Still, for ethicist Art Caplan and other critics of the Mad Pride movement, the greatest area of concern are people who are so severely ill that they cannot make an informed decision about their treatment.
“It isn’t all self-determination,” said Caplan, a professor of bioethics at the University of Pennsylvania in Philadelphia. “Some people are really severely mentally ill. They’re not picking anything. Their mental illness overwhelms them. We see them sometimes on the street, as homeless. Those aren’t the people that are going to be showing up at a Mad Pride movement, and they’re certainly not the people who are going to be helped by saying well, ‘You have your rights.’ … I don’t find that morally acceptable at all.”
Still, as the debate rages on, Oaks and the Mad Pride movement are determined to treat mental illness and violence as two separate issues.
“You can drug people into silence,” Oaks said, “but you really need to involve the whole society in addressing the sickness of violence, which is … a deep societal problem.”
Excerpt: Will was the first child, and never easy.
At 4, he shoved his 3-year-old brother Bob, nicknamed Bubba, down a flight of stairs and broke his arm.
At 5, he pushed Bubba so hard on a seesaw swing that it shattered one of his brother’s legs. Joe used a Newsweek magazine to form a splint until he could get Bubba to the hospital.
At 10, Will twice climbed to the top of the home’s pitched tin roof and threatened to jump off. He had to be talked down.
At 15, he left a note in the home that said: “By the time you find me, I will have injected the antifreeze in my neck.” Joe sprinted to an outbuilding and found Will on the ground, a syringe in his arm.

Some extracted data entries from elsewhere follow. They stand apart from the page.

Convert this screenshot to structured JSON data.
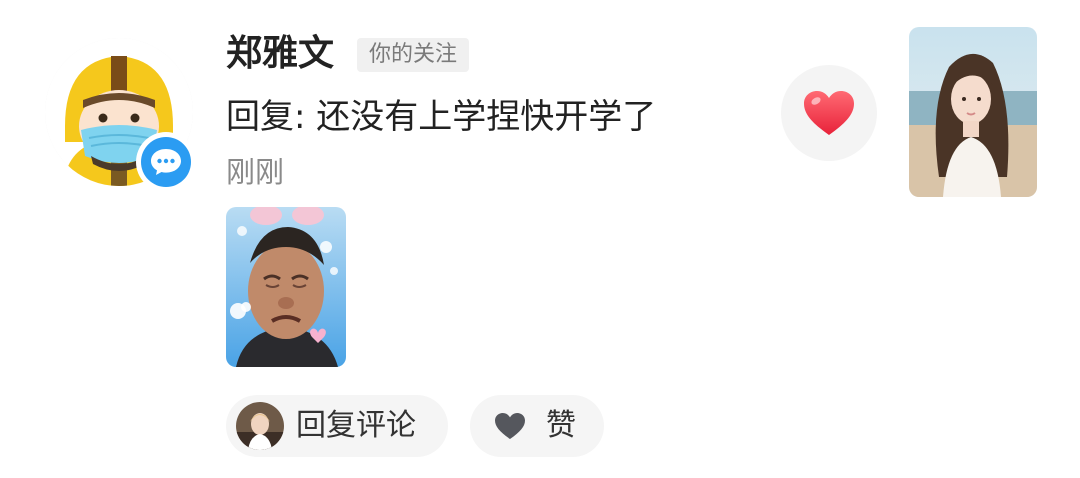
{
  "comment": {
    "username": "郑雅文",
    "follow_tag": "你的关注",
    "reply_text": "回复: 还没有上学捏快开学了",
    "timestamp": "刚刚"
  },
  "actions": {
    "reply_label": "回复评论",
    "like_label": "赞"
  },
  "icons": {
    "avatar": "delivery-rider-avatar",
    "badge": "message-bubble-icon",
    "heart": "heart-icon",
    "like": "heart-icon"
  },
  "colors": {
    "heart_red": "#f23a4c",
    "badge_blue": "#2b9cf2",
    "helmet_yellow": "#f5c81c",
    "like_icon_gray": "#55575d"
  }
}
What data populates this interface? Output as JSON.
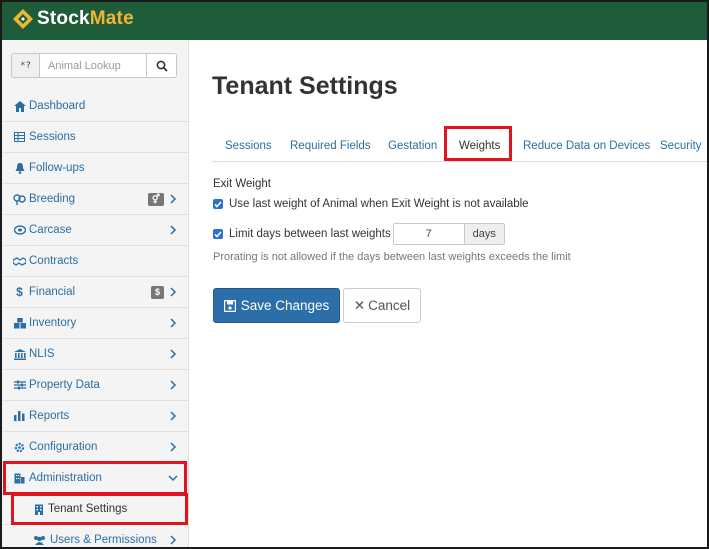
{
  "header": {
    "brand_part1": "Stock",
    "brand_part2": "Mate",
    "bg_color": "#1f5c3a",
    "accent_color": "#f2b531"
  },
  "sidebar": {
    "search": {
      "prefix": "*?",
      "placeholder": "Animal Lookup",
      "icon": "search-icon"
    },
    "items": [
      {
        "label": "Dashboard",
        "icon": "home-icon"
      },
      {
        "label": "Sessions",
        "icon": "table-icon"
      },
      {
        "label": "Follow-ups",
        "icon": "bell-icon"
      },
      {
        "label": "Breeding",
        "icon": "breeding-icon",
        "badge": "⚥",
        "has_chevron": true
      },
      {
        "label": "Carcase",
        "icon": "carcase-icon",
        "has_chevron": true
      },
      {
        "label": "Contracts",
        "icon": "handshake-icon"
      },
      {
        "label": "Financial",
        "icon": "dollar-icon",
        "badge": "$",
        "has_chevron": true
      },
      {
        "label": "Inventory",
        "icon": "boxes-icon",
        "has_chevron": true
      },
      {
        "label": "NLIS",
        "icon": "bank-icon",
        "has_chevron": true
      },
      {
        "label": "Property Data",
        "icon": "sliders-icon",
        "has_chevron": true
      },
      {
        "label": "Reports",
        "icon": "bar-chart-icon",
        "has_chevron": true
      },
      {
        "label": "Configuration",
        "icon": "gear-icon",
        "has_chevron": true
      },
      {
        "label": "Administration",
        "icon": "building-icon",
        "has_chevron": true,
        "expanded": true
      }
    ],
    "sub_items": [
      {
        "label": "Tenant Settings",
        "icon": "building-icon",
        "active": true
      },
      {
        "label": "Users & Permissions",
        "icon": "users-icon",
        "has_chevron": true
      }
    ]
  },
  "main": {
    "title": "Tenant Settings",
    "tabs": [
      {
        "label": "Sessions"
      },
      {
        "label": "Required Fields"
      },
      {
        "label": "Gestation"
      },
      {
        "label": "Weights",
        "active": true
      },
      {
        "label": "Reduce Data on Devices"
      },
      {
        "label": "Security"
      }
    ],
    "exit_weight": {
      "label": "Exit Weight",
      "option1": "Use last weight of Animal when Exit Weight is not available",
      "option1_checked": true,
      "option2": "Limit days between last weights",
      "option2_checked": true,
      "days_value": "7",
      "days_suffix": "days",
      "help_text": "Prorating is not allowed if the days between last weights exceeds the limit"
    },
    "buttons": {
      "save": "Save Changes",
      "cancel": "Cancel"
    }
  },
  "highlight_color": "#e0141e"
}
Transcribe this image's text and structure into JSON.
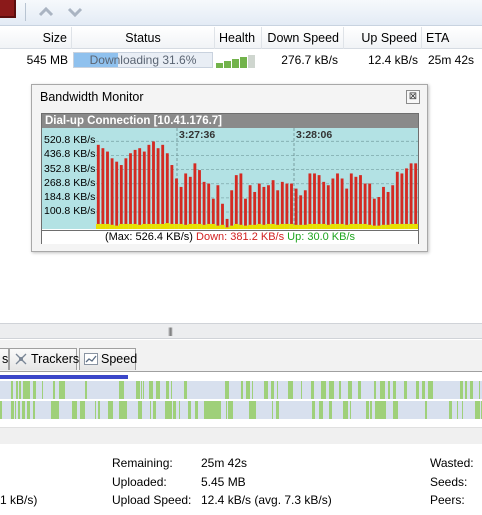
{
  "toolbar": {
    "icons": [
      "app-red-icon",
      "up-arrow-icon",
      "down-arrow-icon"
    ],
    "up_glyph": "⌃",
    "down_glyph": "⌄"
  },
  "columns": {
    "size": "Size",
    "status": "Status",
    "health": "Health",
    "down_speed": "Down Speed",
    "up_speed": "Up Speed",
    "eta": "ETA"
  },
  "torrent": {
    "size": "545 MB",
    "status": "Downloading 31.6%",
    "progress": 0.316,
    "health_bars": 4,
    "down_speed": "276.7 kB/s",
    "up_speed": "12.4 kB/s",
    "eta": "25m 42s"
  },
  "bandwidth_monitor": {
    "title": "Bandwidth Monitor",
    "close_glyph": "⊠",
    "connection": "Dial-up Connection [10.41.176.7]",
    "legend": {
      "max": "(Max: 526.4 KB/s)",
      "down": "Down: 381.2 KB/s",
      "up": "Up: 30.0 KB/s"
    },
    "colors": {
      "down": "#d42a22",
      "up": "#e8e000",
      "background": "#b3e2e4"
    }
  },
  "chart_data": {
    "type": "bar",
    "y_ticks": [
      "520.8 KB/s",
      "436.8 KB/s",
      "352.8 KB/s",
      "268.8 KB/s",
      "184.8 KB/s",
      "100.8 KB/s"
    ],
    "time_labels": [
      "3:27:36",
      "3:28:06"
    ],
    "ylim": [
      0,
      600
    ],
    "grid": true,
    "series": [
      {
        "name": "Down",
        "values": [
          500,
          480,
          460,
          420,
          400,
          380,
          420,
          450,
          470,
          480,
          460,
          500,
          520,
          480,
          500,
          450,
          380,
          300,
          250,
          330,
          310,
          390,
          350,
          280,
          270,
          180,
          260,
          150,
          60,
          230,
          320,
          330,
          180,
          260,
          220,
          270,
          250,
          260,
          290,
          230,
          280,
          270,
          270,
          240,
          200,
          230,
          330,
          330,
          320,
          280,
          260,
          300,
          330,
          300,
          240,
          330,
          310,
          320,
          270,
          270,
          180,
          190,
          250,
          220,
          260,
          340,
          330,
          360,
          390,
          390
        ]
      },
      {
        "name": "Up",
        "values": [
          30,
          30,
          30,
          25,
          20,
          30,
          30,
          30,
          30,
          25,
          30,
          30,
          30,
          30,
          30,
          35,
          30,
          30,
          30,
          25,
          30,
          30,
          30,
          25,
          30,
          30,
          20,
          25,
          10,
          20,
          30,
          25,
          20,
          25,
          25,
          30,
          25,
          30,
          30,
          25,
          30,
          30,
          30,
          25,
          25,
          25,
          30,
          30,
          30,
          30,
          25,
          30,
          30,
          30,
          25,
          30,
          30,
          30,
          30,
          25,
          20,
          20,
          25,
          25,
          30,
          30,
          30,
          30,
          30,
          30
        ]
      }
    ]
  },
  "splitter": {
    "grip": "|||"
  },
  "tabs": {
    "partial": "s",
    "trackers": "Trackers",
    "speed": "Speed"
  },
  "info": {
    "left_fragment": "1 kB/s)",
    "remaining_label": "Remaining:",
    "remaining_value": "25m 42s",
    "uploaded_label": "Uploaded:",
    "uploaded_value": "5.45 MB",
    "upload_speed_label": "Upload Speed:",
    "upload_speed_value": "12.4 kB/s (avg. 7.3 kB/s)",
    "wasted_label": "Wasted:",
    "seeds_label": "Seeds:",
    "peers_label": "Peers:"
  }
}
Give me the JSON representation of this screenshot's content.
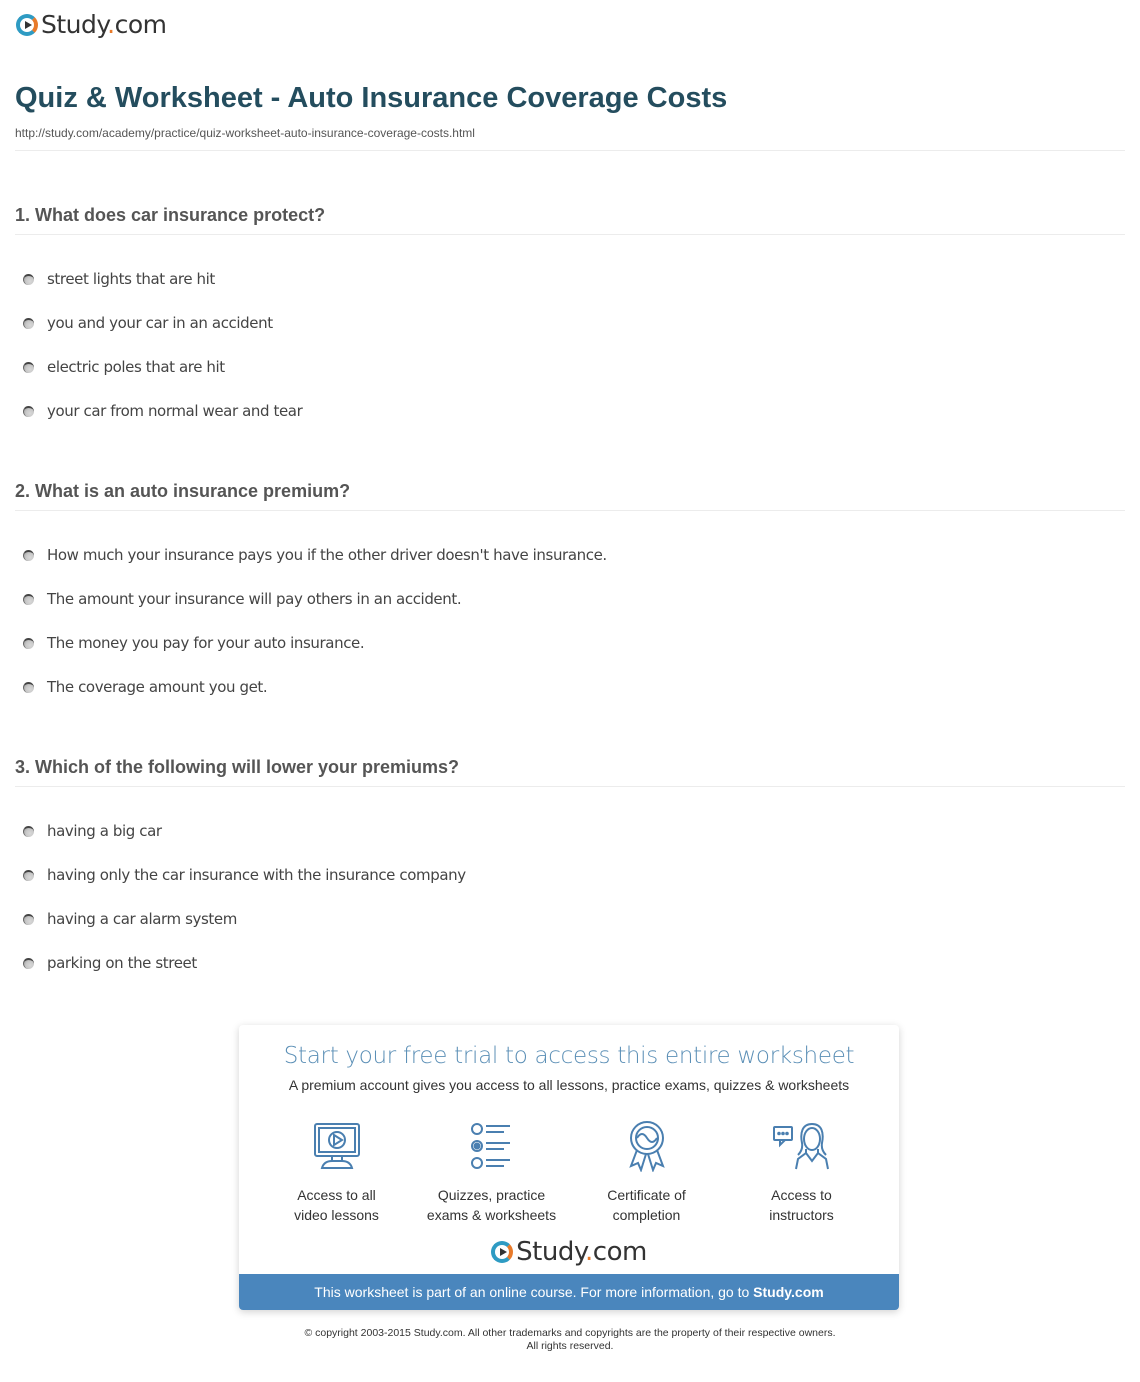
{
  "brand": {
    "logo_name": "Study",
    "logo_dot": ".",
    "logo_tld": "com",
    "accent_color": "#e87a2a",
    "primary_color": "#2e9bc3"
  },
  "header": {
    "title": "Quiz & Worksheet - Auto Insurance Coverage Costs",
    "url": "http://study.com/academy/practice/quiz-worksheet-auto-insurance-coverage-costs.html"
  },
  "questions": [
    {
      "title": "1. What does car insurance protect?",
      "answers": [
        "street lights that are hit",
        "you and your car in an accident",
        "electric poles that are hit",
        "your car from normal wear and tear"
      ]
    },
    {
      "title": "2. What is an auto insurance premium?",
      "answers": [
        "How much your insurance pays you if the other driver doesn't have insurance.",
        "The amount your insurance will pay others in an accident.",
        "The money you pay for your auto insurance.",
        "The coverage amount you get."
      ]
    },
    {
      "title": "3. Which of the following will lower your premiums?",
      "answers": [
        "having a big car",
        "having only the car insurance with the insurance company",
        "having a car alarm system",
        "parking on the street"
      ]
    }
  ],
  "cta": {
    "title": "Start your free trial to access this entire worksheet",
    "subtitle": "A premium account gives you access to all lessons, practice exams, quizzes & worksheets",
    "features": [
      {
        "icon": "video-monitor-icon",
        "label": "Access to all\nvideo lessons"
      },
      {
        "icon": "quiz-list-icon",
        "label": "Quizzes, practice\nexams & worksheets"
      },
      {
        "icon": "certificate-ribbon-icon",
        "label": "Certificate of\ncompletion"
      },
      {
        "icon": "instructor-chat-icon",
        "label": "Access to\ninstructors"
      }
    ],
    "banner_text": "This worksheet is part of an online course. For more information, go to ",
    "banner_link": "Study.com",
    "banner_color": "#4a86bd"
  },
  "footer": {
    "copyright_line1": "© copyright 2003-2015 Study.com. All other trademarks and copyrights are the property of their respective owners.",
    "copyright_line2": "All rights reserved."
  }
}
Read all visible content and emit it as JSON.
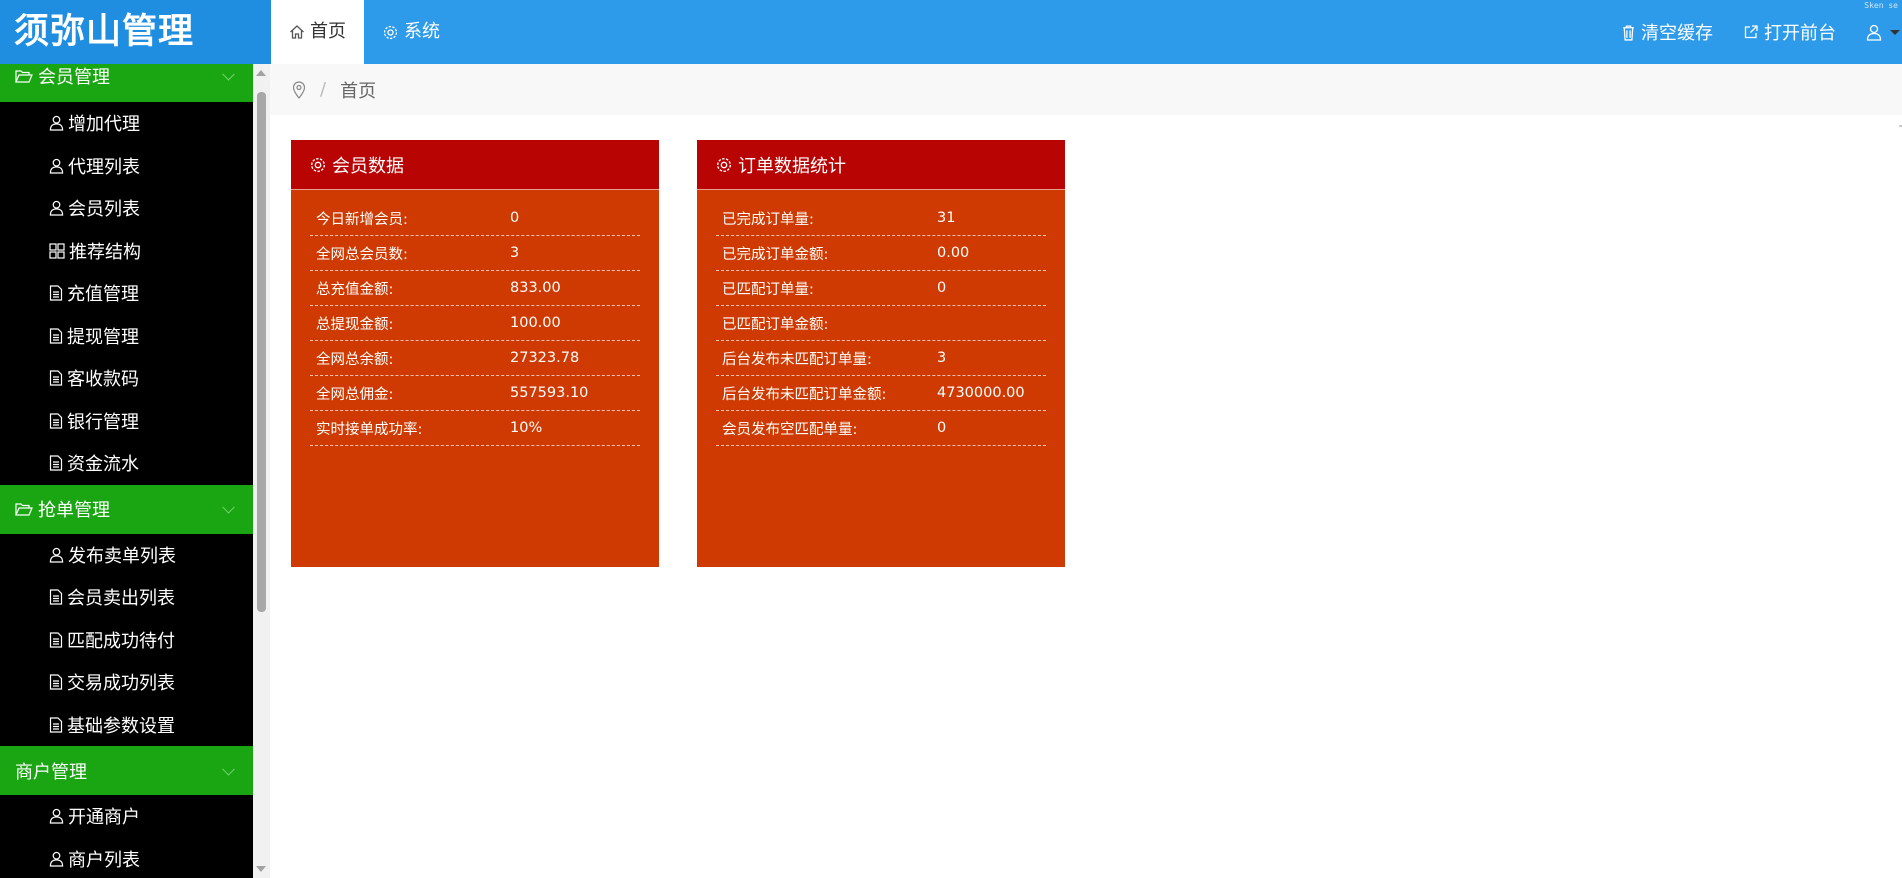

Will was admitted to the adolescent ward of a psychiatric hospital. Amy and Joe were told their son might suffer from bipolar disorder, but there was no formal diagnosis. Will was prescribed Depakote, an anti-seizure medication sometimes used for psychiatric conditions [“bipolar disorder”]. Suddenly, he could carry on conversations in ways he couldn’t before. But he complained the pills made his head hurt, and he stopped taking them almost as quickly as he’d begun — a pattern that would persist in the years ahead.
Mom and Dad arranged for Will to meet with a psychiatrist in a nearby town. He rejected the doctor, then a second one before finding a therapist he seemed to like. But he grew more defiant, drinking heavily and smoking weed. He skipped classes and dropped out of high school halfway through his sophomore year.
At 17, Will took his GED test to qualify for the Army. He went through boot camp in the fall of 2000 and advanced infantry training at Fort Polk in Louisiana. Growing up in the country and learning his way around guns helped him earn high marks as a sharpshooter.
Joe and Amy were ecstatic, thinking he had turned a corner.
Will shipped out to Schofield Barracks, an Army installation in Hawaii. It was there, his father says, that Will got into everything from crystal meth to cocaine. One day in 2001, Will showed up at the family home. He was AWOL. He made it back to Hawaii so he wouldn’t face desertion charges. He took a less-than-honorable discharge to avoid jail time for absence without leave.
By then, Will was an adult, in charge of his own health care. Mom and Dad worried about him, but he wouldn’t listen to their pleas.